所述的RBM网络的网络参数包括但不限于：学习速率α、迭代次数n、可见层与隐藏层节点个数、均方根误差阈值e、合并时间段Ta、时间簇的聚类时间段Tb等，其中：学习速率α为RBM模型受到反馈后参数每次改变的范围，学习速率越大，开始收敛的速度越快，但是很难收敛到准确值；迭代次数n为RBM网络训练到收敛的次数，为了防止RBM模型过拟合，因此允许存在一定的误差；可见层的节点个数由输入数据的特征决定，隐藏层的节点个数跟降维后的维度及收敛需要的精度有关，一般需要实验得出合理设定值；均方根误差阈值e是指输入数据与已有的RBM之间的相似程度，均方根误差越大，相似程度越小，聚类后的模型越少，但是误差越大；合并时间段Ta是指工控网络特征提取后的单个数据在该时间内数量的合并，用于表征网段短时间的流量传输特点；时间簇的聚类时间段Tb是指每个RBM模型内的时间段，其中有多个合并时间段的数据，表示网段在一段时间输入输出的流量传输模式。The network parameters of the RBM network include but are not limited to: learning rate α, number of iterations n, number of nodes in the visible layer and hidden layer, root mean square error threshold e, merging time period Ta, clustering time period Tb of time clusters Etc., among them: the learning rate α is the range of each change of the parameters of the RBM model after receiving feedback. The larger the learning rate, the faster the convergence speed, but it is difficult to converge to an accurate value; the number of iterations n is the RBM network training to converge. In order to prevent the RBM model from overfitting, a certain error is allowed; the number of nodes in the visible layer is determined by the characteristics of the input data, and the number of nodes in the hidden layer is related to the dimension after dimension reduction and the accuracy required for convergence. Generally, Experiments are required to obtain a reasonable setting value; the root mean square error threshold e refers to the degree of similarity between the input data and the existing RBM. The larger the root mean square error, the smaller the similarity, and the fewer models after clustering. However, the error is larger; the merging period Ta refers to the merging of individual data within the time period after the feature extraction of the industrial control network, which is used to characterize the short-term traffic transmission characteristics of the network segment; the clustering period Tb of the time cluster refers to each A time period in an RBM model, in which there are multiple combined time periods of data, indicating the traffic transmission mode of the input and output of the network segment during a period of time.
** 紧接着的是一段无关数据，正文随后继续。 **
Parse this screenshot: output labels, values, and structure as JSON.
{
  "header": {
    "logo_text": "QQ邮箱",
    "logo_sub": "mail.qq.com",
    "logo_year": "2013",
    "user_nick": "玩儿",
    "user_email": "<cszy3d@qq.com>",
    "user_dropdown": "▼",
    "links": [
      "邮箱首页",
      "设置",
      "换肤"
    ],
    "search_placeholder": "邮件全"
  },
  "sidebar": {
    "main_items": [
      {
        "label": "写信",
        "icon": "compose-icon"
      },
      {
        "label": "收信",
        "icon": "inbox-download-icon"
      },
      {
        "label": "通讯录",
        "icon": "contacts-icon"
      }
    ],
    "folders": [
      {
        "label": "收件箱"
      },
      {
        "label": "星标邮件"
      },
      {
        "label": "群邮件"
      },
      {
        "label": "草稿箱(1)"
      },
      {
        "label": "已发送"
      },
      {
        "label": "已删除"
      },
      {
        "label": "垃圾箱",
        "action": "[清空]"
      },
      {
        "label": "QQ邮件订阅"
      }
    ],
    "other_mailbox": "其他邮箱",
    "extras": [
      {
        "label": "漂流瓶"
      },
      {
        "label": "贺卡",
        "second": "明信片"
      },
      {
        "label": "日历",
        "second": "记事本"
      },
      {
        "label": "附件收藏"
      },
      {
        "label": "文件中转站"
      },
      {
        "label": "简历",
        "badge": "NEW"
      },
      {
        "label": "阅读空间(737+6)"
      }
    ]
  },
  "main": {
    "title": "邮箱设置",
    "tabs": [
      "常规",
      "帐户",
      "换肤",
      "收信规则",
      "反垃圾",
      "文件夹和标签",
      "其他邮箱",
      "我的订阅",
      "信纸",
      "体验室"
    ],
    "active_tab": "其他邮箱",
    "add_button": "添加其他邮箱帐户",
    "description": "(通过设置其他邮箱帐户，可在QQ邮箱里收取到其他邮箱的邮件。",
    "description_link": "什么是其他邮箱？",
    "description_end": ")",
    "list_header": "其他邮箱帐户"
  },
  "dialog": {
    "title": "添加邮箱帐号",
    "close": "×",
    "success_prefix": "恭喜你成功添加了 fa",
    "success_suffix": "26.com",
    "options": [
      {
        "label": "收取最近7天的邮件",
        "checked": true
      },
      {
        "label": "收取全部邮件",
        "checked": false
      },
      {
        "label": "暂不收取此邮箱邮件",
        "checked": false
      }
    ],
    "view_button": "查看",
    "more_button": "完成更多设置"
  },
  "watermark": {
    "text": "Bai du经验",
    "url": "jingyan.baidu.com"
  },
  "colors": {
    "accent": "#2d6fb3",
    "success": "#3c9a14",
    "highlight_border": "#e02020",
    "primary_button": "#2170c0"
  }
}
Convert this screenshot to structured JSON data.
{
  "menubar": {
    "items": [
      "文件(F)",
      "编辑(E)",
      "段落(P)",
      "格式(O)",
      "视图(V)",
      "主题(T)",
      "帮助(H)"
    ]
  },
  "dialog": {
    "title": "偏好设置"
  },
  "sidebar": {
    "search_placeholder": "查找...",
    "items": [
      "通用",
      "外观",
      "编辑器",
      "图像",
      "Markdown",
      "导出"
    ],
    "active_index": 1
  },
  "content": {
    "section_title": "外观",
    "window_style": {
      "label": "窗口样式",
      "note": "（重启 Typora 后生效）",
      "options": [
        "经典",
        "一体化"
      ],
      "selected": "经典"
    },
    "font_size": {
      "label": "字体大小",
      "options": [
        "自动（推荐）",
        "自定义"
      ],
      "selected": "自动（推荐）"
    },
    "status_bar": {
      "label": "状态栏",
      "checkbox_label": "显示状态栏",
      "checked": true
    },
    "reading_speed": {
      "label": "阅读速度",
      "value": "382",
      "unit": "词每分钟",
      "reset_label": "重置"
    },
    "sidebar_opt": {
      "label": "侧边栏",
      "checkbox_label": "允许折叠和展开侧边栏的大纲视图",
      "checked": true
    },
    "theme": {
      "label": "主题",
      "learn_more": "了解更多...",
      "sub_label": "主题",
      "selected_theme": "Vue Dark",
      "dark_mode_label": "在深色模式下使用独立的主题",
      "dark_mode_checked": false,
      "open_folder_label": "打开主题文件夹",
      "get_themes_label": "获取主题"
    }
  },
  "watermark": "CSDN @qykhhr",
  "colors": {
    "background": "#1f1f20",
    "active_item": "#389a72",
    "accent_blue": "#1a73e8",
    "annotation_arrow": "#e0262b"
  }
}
所述的训练是指：将数据簇输入初始化后的基准模型中，测试基准模型中的所有的RBM基准模型，计算该数据簇在基准模型的重构输出，计算重构输出与原始数据的平方根误差，根据与各个模型之间距离的大小，对训练模型参数完善或者对基准模型进行增加，直至所有训练数据集训练完毕后，得到包含多个RBM模型的工控网络正常基准模型和训练数据集中的异常数据簇。The training refers to: input the data cluster into the initialized benchmark model, test all the RBM benchmark models in the benchmark model, calculate the reconstruction output of the data cluster in the benchmark model, and calculate the square root of the reconstruction output and the original data Error, according to the size of the distance between each model, improve the training model parameters or increase the benchmark model until all training data sets are trained, and the normal benchmark model and training data set of the industrial control network containing multiple RBM models are obtained. Unusual data clusters.

所述的模型之间距离，采用但不限于平方根误差进行表征。The distance between the models is characterized by but not limited to the square root error.
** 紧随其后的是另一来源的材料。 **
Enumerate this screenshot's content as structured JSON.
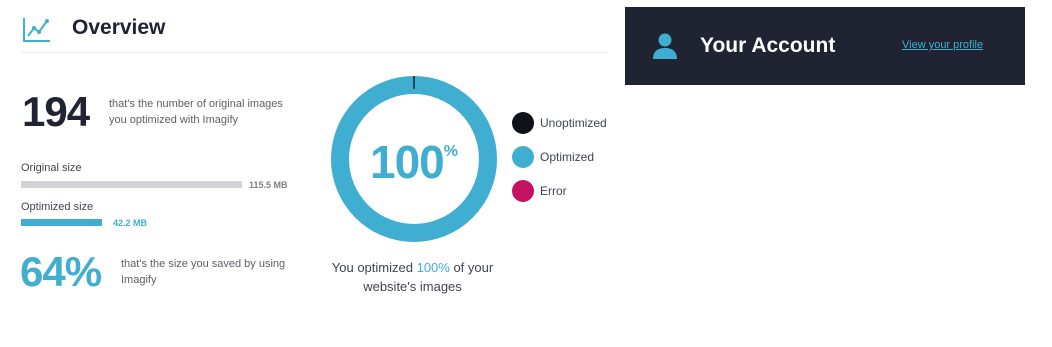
{
  "overview": {
    "title": "Overview",
    "icon": "chart-line-icon",
    "images_count": "194",
    "images_desc": "that's the number of original images you optimized with Imagify",
    "original_size": {
      "label": "Original size",
      "value": "115.5 MB",
      "fill_fraction": 1.0,
      "color": "#d2d3d6"
    },
    "optimized_size": {
      "label": "Optimized size",
      "value": "42.2 MB",
      "fill_fraction": 0.365,
      "color": "#40aed0"
    },
    "saved_percent": "64%",
    "saved_desc": "that's the size you saved by using Imagify"
  },
  "donut": {
    "value": "100",
    "unit": "%",
    "optimized_fraction": 1.0,
    "caption_before": "You optimized ",
    "caption_highlight": "100%",
    "caption_after": " of your website's images"
  },
  "legend": [
    {
      "label": "Unoptimized",
      "color": "#10121a"
    },
    {
      "label": "Optimized",
      "color": "#40aed0"
    },
    {
      "label": "Error",
      "color": "#c51162"
    }
  ],
  "account": {
    "title": "Your Account",
    "link": "View your profile",
    "icon": "user-icon"
  },
  "colors": {
    "accent": "#40aed0",
    "dark": "#1f2332"
  }
}
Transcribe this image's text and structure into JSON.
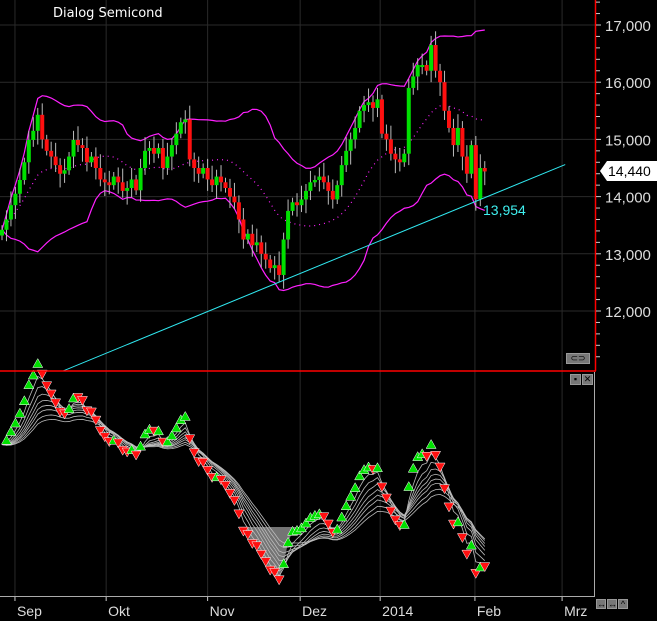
{
  "chart_data": {
    "type": "candlestick",
    "title": "Dialog Semicond",
    "closes": [
      13420,
      13600,
      13850,
      14050,
      14290,
      14600,
      14990,
      15150,
      15430,
      15000,
      14800,
      14700,
      14550,
      14400,
      14460,
      14700,
      14990,
      14900,
      14850,
      14600,
      14700,
      14500,
      14300,
      14250,
      14200,
      14350,
      14250,
      14100,
      14150,
      14300,
      14110,
      14500,
      14800,
      14850,
      14750,
      14850,
      14500,
      14700,
      14900,
      15100,
      15300,
      15350,
      14650,
      14500,
      14400,
      14500,
      14300,
      14200,
      14350,
      14250,
      14150,
      14000,
      13900,
      13600,
      13250,
      13350,
      13150,
      13200,
      13000,
      12900,
      12750,
      12800,
      12630,
      13250,
      13750,
      13900,
      13850,
      13950,
      14100,
      14250,
      14290,
      14350,
      14250,
      14100,
      13950,
      14200,
      14550,
      14800,
      15000,
      15200,
      15500,
      15600,
      15650,
      15550,
      15700,
      15100,
      15000,
      14750,
      14650,
      14600,
      14750,
      15900,
      16100,
      16300,
      16300,
      16200,
      16650,
      16200,
      16000,
      15500,
      15200,
      14900,
      15200,
      14700,
      14400,
      14900,
      13954,
      14500,
      14440
    ],
    "ylim": [
      11000,
      17400
    ],
    "y_ticks": [
      12000,
      13000,
      14000,
      15000,
      16000,
      17000
    ],
    "y_tick_labels": [
      "12,000",
      "13,000",
      "14,000",
      "15,000",
      "16,000",
      "17,000"
    ],
    "x_ticks": [
      {
        "label": "Sep",
        "index": 2.9
      },
      {
        "label": "Okt",
        "index": 23.3
      },
      {
        "label": "Nov",
        "index": 46
      },
      {
        "label": "Dez",
        "index": 66.7
      },
      {
        "label": "2014",
        "index": 84.6
      },
      {
        "label": "Feb",
        "index": 105.8
      },
      {
        "label": "Mrz",
        "index": 125.3
      }
    ],
    "bollinger": {
      "period": 20,
      "stddev": 2
    },
    "trendline": {
      "from": [
        13.6,
        10950
      ],
      "to": [
        126,
        14560
      ]
    },
    "low_annotation": "13,954",
    "last_price": "14,440",
    "colors": {
      "up": "#00e000",
      "down": "#ff1010",
      "bands": "#ff20ff",
      "trend": "#30e8f0",
      "axis": "#ff0000",
      "grid": "#2a2a2a"
    }
  }
}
所述的异常数据簇是指：根据聚类后RBM模型中的数据簇的数量设定每个数据簇的异常度，RBM模型中数据簇的数量越多，说明该模型越符合网段传输规律，对应的数据簇异常度越低，该异常数据簇对应的报文就是异常数据。The abnormal data cluster refers to: set the abnormality degree of each data cluster according to the number of data clusters in the RBM model after clustering, the more the number of data clusters in the RBM model, the more the model conforms to the network segment transmission rule , the lower the abnormality of the corresponding data cluster is, the message corresponding to the abnormal data cluster is the abnormal data.
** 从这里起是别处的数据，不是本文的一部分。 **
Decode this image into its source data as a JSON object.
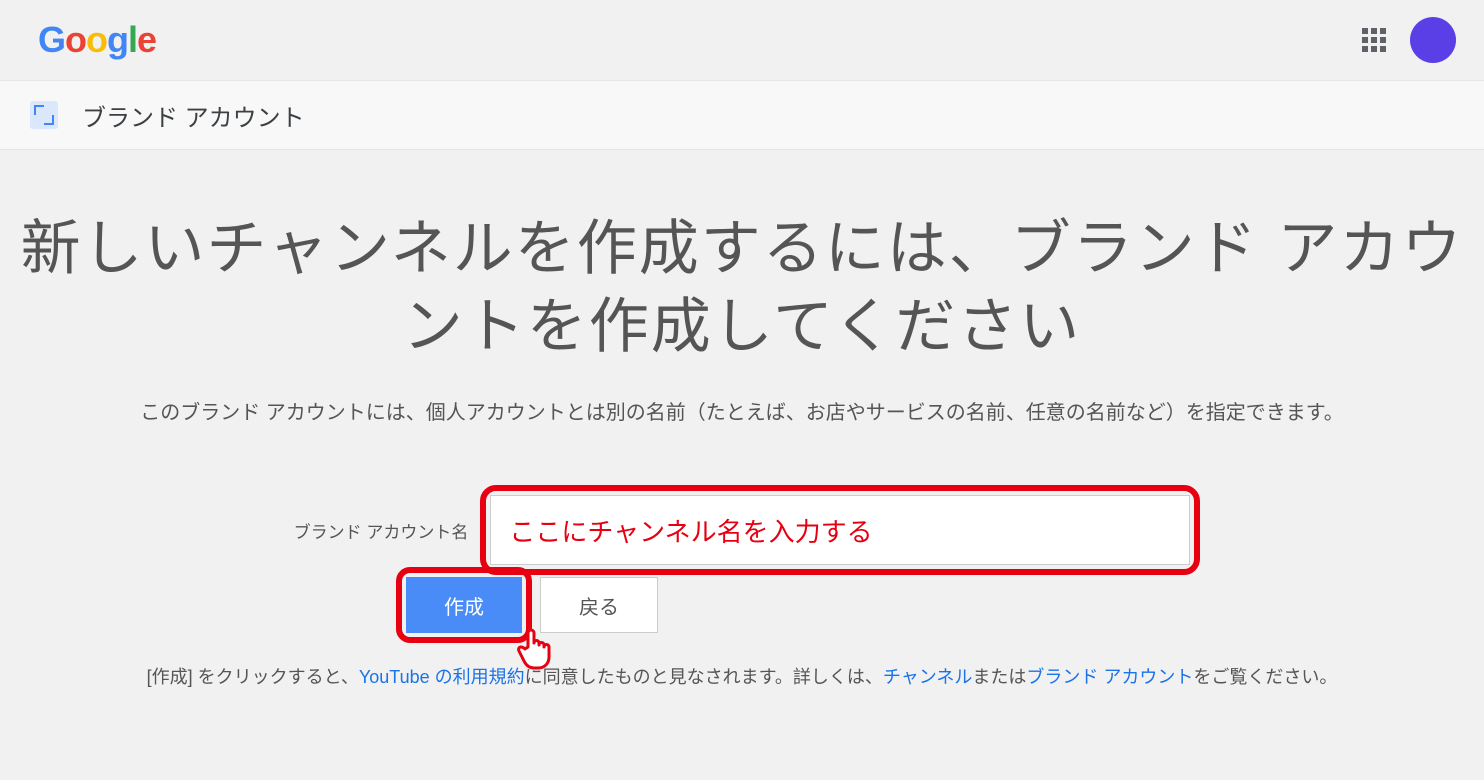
{
  "header": {
    "logo_letters": [
      "G",
      "o",
      "o",
      "g",
      "l",
      "e"
    ],
    "apps_icon_name": "apps-icon",
    "avatar_color": "#5B3FE6"
  },
  "sub_header": {
    "title": "ブランド アカウント"
  },
  "main": {
    "title": "新しいチャンネルを作成するには、ブランド アカウントを作成してください",
    "description": "このブランド アカウントには、個人アカウントとは別の名前（たとえば、お店やサービスの名前、任意の名前など）を指定できます。"
  },
  "form": {
    "label": "ブランド アカウント名",
    "input_value": "ここにチャンネル名を入力する",
    "create_button": "作成",
    "back_button": "戻る"
  },
  "terms": {
    "prefix": "[作成] をクリックすると、",
    "link1": "YouTube の利用規約",
    "mid": "に同意したものと見なされます。詳しくは、",
    "link2": "チャンネル",
    "or": "または",
    "link3": "ブランド アカウント",
    "suffix": "をご覧ください。"
  },
  "annotations": {
    "input_highlight": true,
    "button_highlight": true,
    "cursor_overlay": true
  }
}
所述的异常度是模型中异常数据的百分比，由聚类后RBM模型中的数据簇的数量确定，RBM模型中数据簇的数量越多，对应的RBM模型异常度越低，它表征的是RBM模型的异常状态。The abnormality is the percentage of abnormal data in the model, determined by the number of data clusters in the RBM model after clustering, the more the number of data clusters in the RBM model, the lower the corresponding RBM model abnormality, which represents Abnormal state of the RBM model.

所述的对基准模型进行增加是指：当训练过程中输出数据与原数据的距离全部超过设定阈值时，则说明该数据簇中的特征与现有的所有RBM网络模式均不吻合即属于新的模式类型，因此需要新建一个RBM网络并将该数据簇输入该RBM网络中进行训练并调整网络参数，最后将该新建并初始化后的RBM网络加入到基准模型中。Adding the reference model refers to: when the distance between the output data and the original data exceeds the set threshold during the training process, it means that the features in the data cluster do not match all the existing RBM network models, that is, they belong to A new model type, so it is necessary to create a new RBM network and input the data cluster into the RBM network for training and adjust network parameters, and finally add the newly created and initialized RBM network to the benchmark model.

所述的调整网络参数是指：将符合预设的异常度检测阈值的RBM模型汇总，汇总后为一个多RBM模型集，模型集对应多个RBM模型，RBM模型的个数为K，每个RBM模型对应自己的参数与数据簇。The adjustment of the network parameters refers to: summarizing the RBM models that meet the preset abnormality detection threshold, and then summarizing them into a multi-RBM model set, the model set corresponds to multiple RBM models, and the number of RBM models is K, each The RBM model corresponds to its own parameters and data clusters.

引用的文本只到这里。